One can imagine that once this lawsuit reaches our beloved neo-fascist, Christian nationalist, laissez-faire capitalist, Republican Supreme Court, the lawsuit will very likely be dismissed for obvious reasons. A snowball's chance in hell comes to mind. The rationale is simple: Lying to and deceiving the public is legal. Corporations have almost unlimited power not only to lie and deceive, but also to privatize and trickle profits up, while socializing damage, risk and costs including environmental damage. That's just laissez-faire capitalism doing its usual thing.

The theory explained: Sparrows pick through the horse packaging  
to find a few oats that might pass through and fall onto the ground

  
As a matter of fact, the corporations and their propagandists are lying when they say they are focused on solutions. What a load of crap. The allegations are not meritless. 

It is also a lie for the corporations to say that this lawsuit distracts from collaborative work that is underway to enhance waste management and improve circularity. That is meaningless blither. The lawsuit in no way, shape or form distracts from any corporate effort to recycle or "improve circularity." 
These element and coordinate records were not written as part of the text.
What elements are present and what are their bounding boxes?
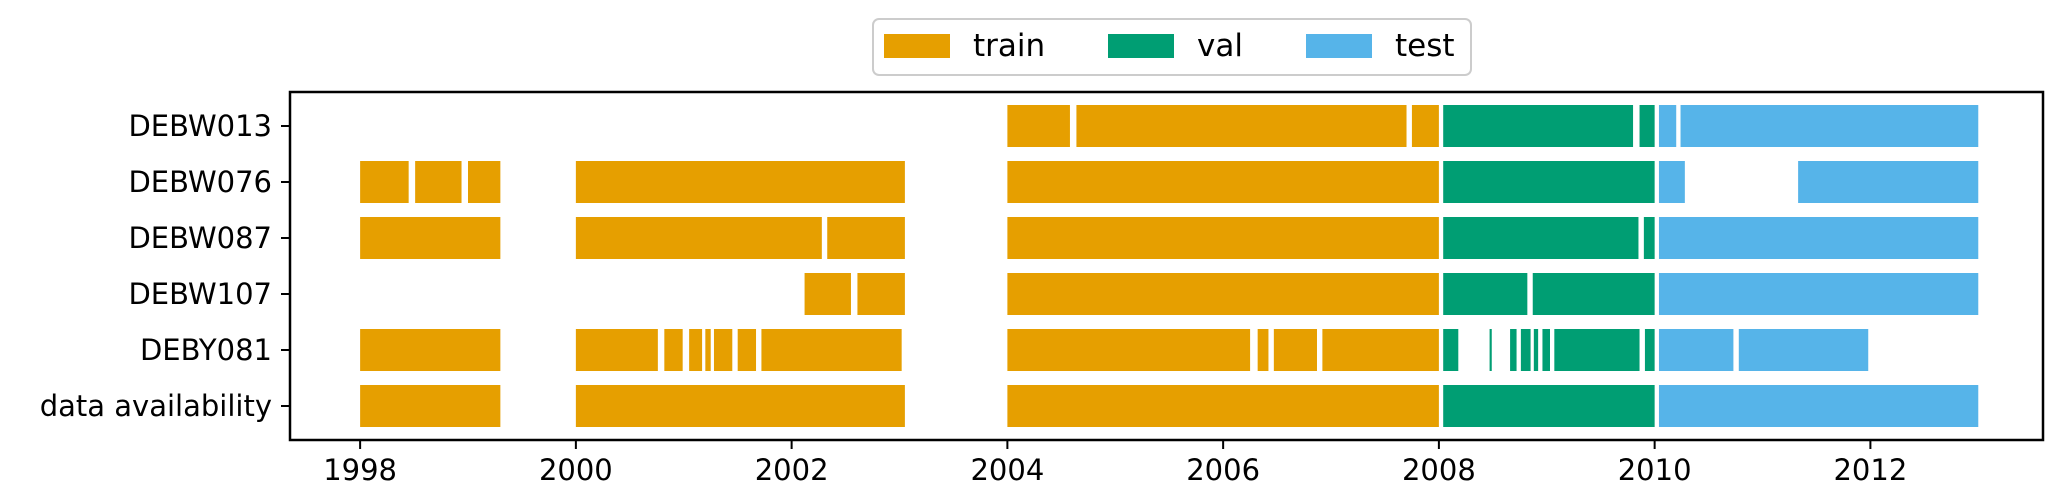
bar-segment-train	[360, 161, 409, 203]
legend-swatch-train	[884, 34, 950, 58]
bar-segment-train	[689, 329, 703, 371]
bar-segment-train	[1007, 161, 1439, 203]
bar-segment-test	[1658, 105, 1677, 147]
bar-segment-train	[1007, 329, 1251, 371]
bar-segment-test	[1738, 329, 1869, 371]
bar-segment-train	[360, 217, 501, 259]
legend-swatch-test	[1306, 34, 1372, 58]
bar-segment-val	[1554, 329, 1640, 371]
bar-segment-val	[1520, 329, 1531, 371]
bar-segment-val	[1639, 105, 1655, 147]
x-tick-label: 2000	[539, 453, 613, 487]
y-tick-label: DEBW076	[128, 165, 272, 199]
bar-segment-train	[737, 329, 757, 371]
bar-segment-train	[575, 329, 658, 371]
y-tick-labels: DEBW013 DEBW076 DEBW087 DEBW107 DEBY081 data …	[40, 109, 290, 423]
bar-segment-test	[1798, 161, 1979, 203]
legend: train val test	[872, 18, 1472, 76]
plot-frame	[288, 90, 2045, 442]
legend-swatch-val	[1108, 34, 1174, 58]
bar-segment-train	[360, 385, 501, 427]
x-tick-label: 2006	[1186, 453, 1260, 487]
bar-segment-val	[1643, 217, 1655, 259]
bar-segment-train	[415, 161, 462, 203]
bar-segment-val	[1532, 273, 1655, 315]
bar-segment-test	[1658, 273, 1979, 315]
legend-label-val: val	[1197, 28, 1243, 64]
bar-segment-train	[1007, 385, 1439, 427]
x-tick-label: 2002	[755, 453, 829, 487]
x-tick-label: 1998	[323, 453, 397, 487]
bar-segment-test	[1680, 105, 1979, 147]
bar-segment-train	[575, 161, 905, 203]
x-tick-label: 2008	[1402, 453, 1476, 487]
bar-segment-train	[827, 217, 905, 259]
bar-segment-train	[575, 217, 822, 259]
bar-segment-train	[804, 273, 851, 315]
bar-segment-val	[1489, 329, 1492, 371]
y-tick-label: DEBW013	[128, 109, 272, 143]
legend-label-train: train	[973, 28, 1045, 64]
bar-segment-train	[761, 329, 902, 371]
bar-segment-train	[664, 329, 683, 371]
x-tick-label: 2010	[1618, 453, 1692, 487]
bar-segment-test	[1658, 385, 1979, 427]
bar-segment-val	[1443, 273, 1528, 315]
bar-segment-train	[1007, 217, 1439, 259]
x-axis: 1998 2000 2002 2004 2006 2008 2010 2012	[323, 440, 1907, 487]
bar-segment-train	[857, 273, 905, 315]
bar-segment-val	[1542, 329, 1550, 371]
y-tick-label: DEBY081	[140, 333, 272, 367]
bar-segment-val	[1443, 161, 1655, 203]
bar-segment-val	[1443, 385, 1655, 427]
bar-segment-train	[1411, 105, 1439, 147]
bar-segment-train	[713, 329, 733, 371]
bar-segment-test	[1658, 161, 1685, 203]
bar-segment-train	[360, 329, 501, 371]
x-tick-label: 2004	[970, 453, 1044, 487]
bar-segment-train	[1076, 105, 1407, 147]
bar-segment-val	[1510, 329, 1517, 371]
bar-segment-test	[1658, 329, 1734, 371]
y-tick-label: data availability	[40, 389, 272, 423]
bar-segment-train	[1257, 329, 1269, 371]
bar-segment-train	[1322, 329, 1439, 371]
bar-segment-train	[468, 161, 501, 203]
bar-segment-train	[1273, 329, 1317, 371]
bar-segment-val	[1443, 329, 1459, 371]
bar-segment-val	[1443, 217, 1639, 259]
y-tick-label: DEBW087	[128, 221, 272, 255]
bar-segment-train	[1007, 105, 1070, 147]
bar-segment-test	[1658, 217, 1979, 259]
bar-segment-train	[705, 329, 711, 371]
bar-segment-val	[1533, 329, 1539, 371]
x-tick-label: 2012	[1833, 453, 1907, 487]
bar-segment-val	[1443, 105, 1634, 147]
bars-layer	[360, 105, 1979, 427]
legend-label-test: test	[1395, 28, 1455, 64]
bar-segment-train	[1007, 273, 1439, 315]
y-tick-label: DEBW107	[128, 277, 272, 311]
bar-segment-train	[575, 385, 905, 427]
bar-segment-val	[1644, 329, 1655, 371]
That reasoning is so ridiculous that it openly insults the public. ExxonMobil might as well also claim that the lawsuit has caused toilets at corporate worksites to get blocked up and that is causing emotional distress among workers. Hell, ExxonMobil might as well also claim that the lawsuit caused Russia to invade Ukraine and the Democrats to steal the 2020 election.
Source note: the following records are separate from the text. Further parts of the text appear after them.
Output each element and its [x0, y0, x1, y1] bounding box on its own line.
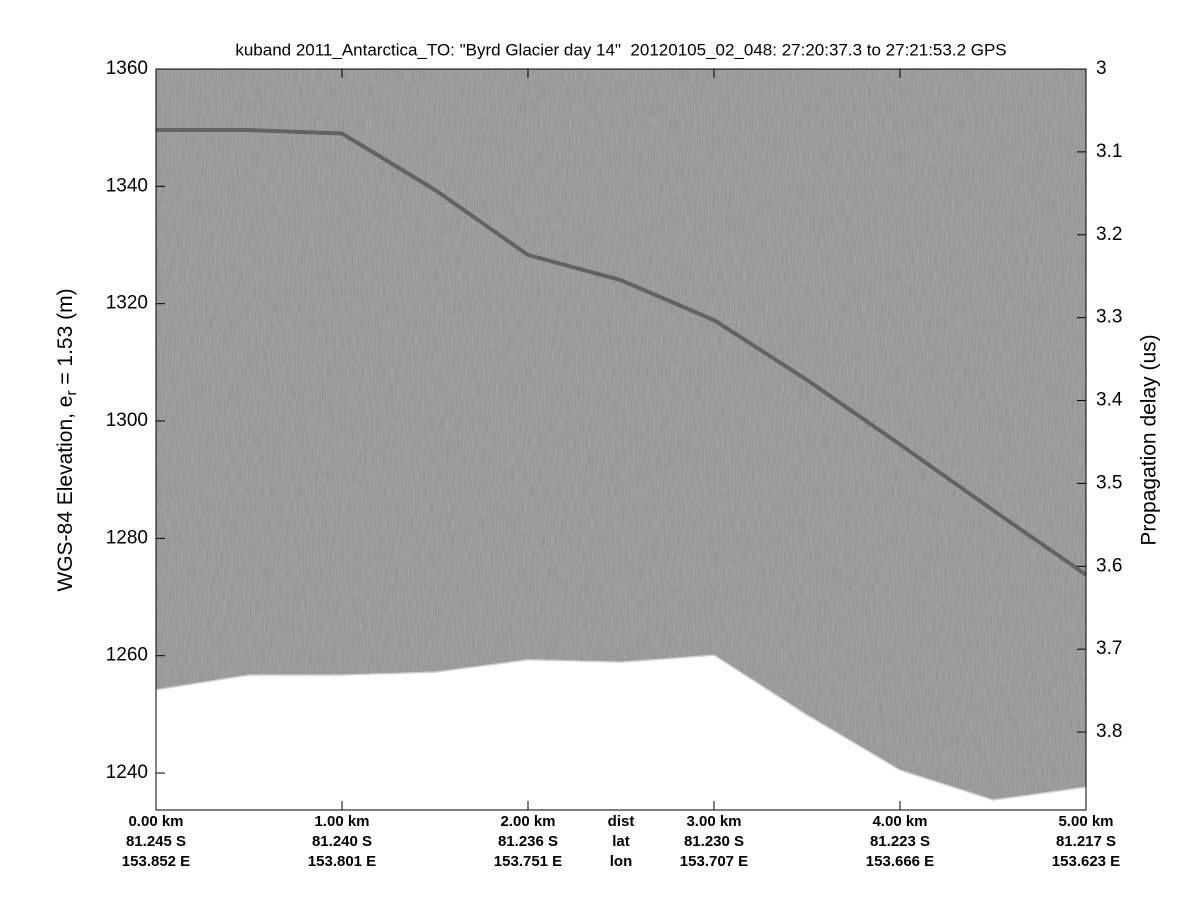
y-tick-label: 1340	[106, 175, 148, 196]
x-lon-label: 153.666 E	[866, 853, 934, 870]
x-lon-label: 153.852 E	[122, 853, 190, 870]
x-tick-label: 0.00 km	[128, 813, 183, 830]
data-extent-line	[155, 654, 1087, 801]
y2-tick-label: 3.8	[1096, 721, 1122, 742]
x-lat-label: 81.230 S	[684, 833, 744, 850]
x-lon-label: 153.801 E	[308, 853, 376, 870]
y-axis-label: WGS-84 Elevation, er = 1.53 (m)	[54, 288, 80, 591]
x-row-label: dist	[608, 813, 635, 830]
chart-title: kuband 2011_Antarctica_TO: "Byrd Glacier…	[235, 40, 1006, 59]
x-lat-label: 81.245 S	[126, 833, 186, 850]
y-tick-label: 1300	[106, 410, 148, 431]
x-lat-label: 81.236 S	[498, 833, 558, 850]
y2-axis-label: Propagation delay (us)	[1138, 334, 1161, 545]
y-label-part: WGS-84 Elevation, e	[54, 396, 77, 592]
reflector-line	[156, 128, 1088, 577]
x-lon-label: 153.707 E	[680, 853, 748, 870]
x-tick-label: 3.00 km	[686, 813, 741, 830]
no-data-fill	[156, 655, 1086, 810]
x-tick-label: 2.00 km	[500, 813, 555, 830]
y2-tick-label: 3.2	[1096, 224, 1122, 245]
plot-frame	[155, 68, 1087, 811]
y-label-part: = 1.53 (m)	[54, 288, 77, 390]
y-tick-label: 1280	[106, 527, 148, 548]
y2-tick-label: 3.7	[1096, 638, 1122, 659]
x-lat-label: 81.217 S	[1056, 833, 1116, 850]
x-tick-label: 5.00 km	[1058, 813, 1113, 830]
y-tick-label: 1260	[106, 645, 148, 666]
y2-tick-label: 3.1	[1096, 141, 1122, 162]
x-tick-label: 1.00 km	[314, 813, 369, 830]
y2-tick-label: 3	[1096, 58, 1107, 79]
x-lon-label: 153.623 E	[1052, 853, 1120, 870]
y2-tick-label: 3.3	[1096, 307, 1122, 328]
y2-tick-label: 3.6	[1096, 555, 1122, 576]
y2-tick-label: 3.4	[1096, 390, 1123, 411]
y-tick-label: 1240	[106, 762, 148, 783]
x-lon-label: 153.751 E	[494, 853, 562, 870]
y-tick-label: 1360	[106, 58, 148, 79]
x-lat-label: 81.240 S	[312, 833, 372, 850]
y-label-subscript: r	[63, 391, 80, 396]
x-lat-label: 81.223 S	[870, 833, 930, 850]
y2-tick-label: 3.5	[1096, 472, 1122, 493]
x-row-label: lat	[612, 833, 630, 850]
x-row-label: lon	[610, 853, 633, 870]
x-tick-label: 4.00 km	[872, 813, 927, 830]
y-tick-label: 1320	[106, 293, 148, 314]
This is just routine corporate public relations in action. Stupid as it is, it will work with millions of people. It will definitely work with all or nearly all Republicans in congress. That sad fact reminds me of these fun observations by two social scientists in 2016:
“. . . . the typical citizen drops down to a lower level of mental performance as soon as he enters the political field. He argues and analyzes in a way which he would readily recognize as infantile within the sphere of his real interests. . . . cherished ideas and judgments we bring to politics are stereotypes and simplifications with little room for adjustment as the facts change. . . . . the real environment is altogether too big, too complex, and too fleeting for direct acquaintance. We are not equipped to deal with so much subtlety, so much variety, so many permutations and combinations. Although we have to act in that environment, we have to reconstruct it on a simpler model before we can manage it.”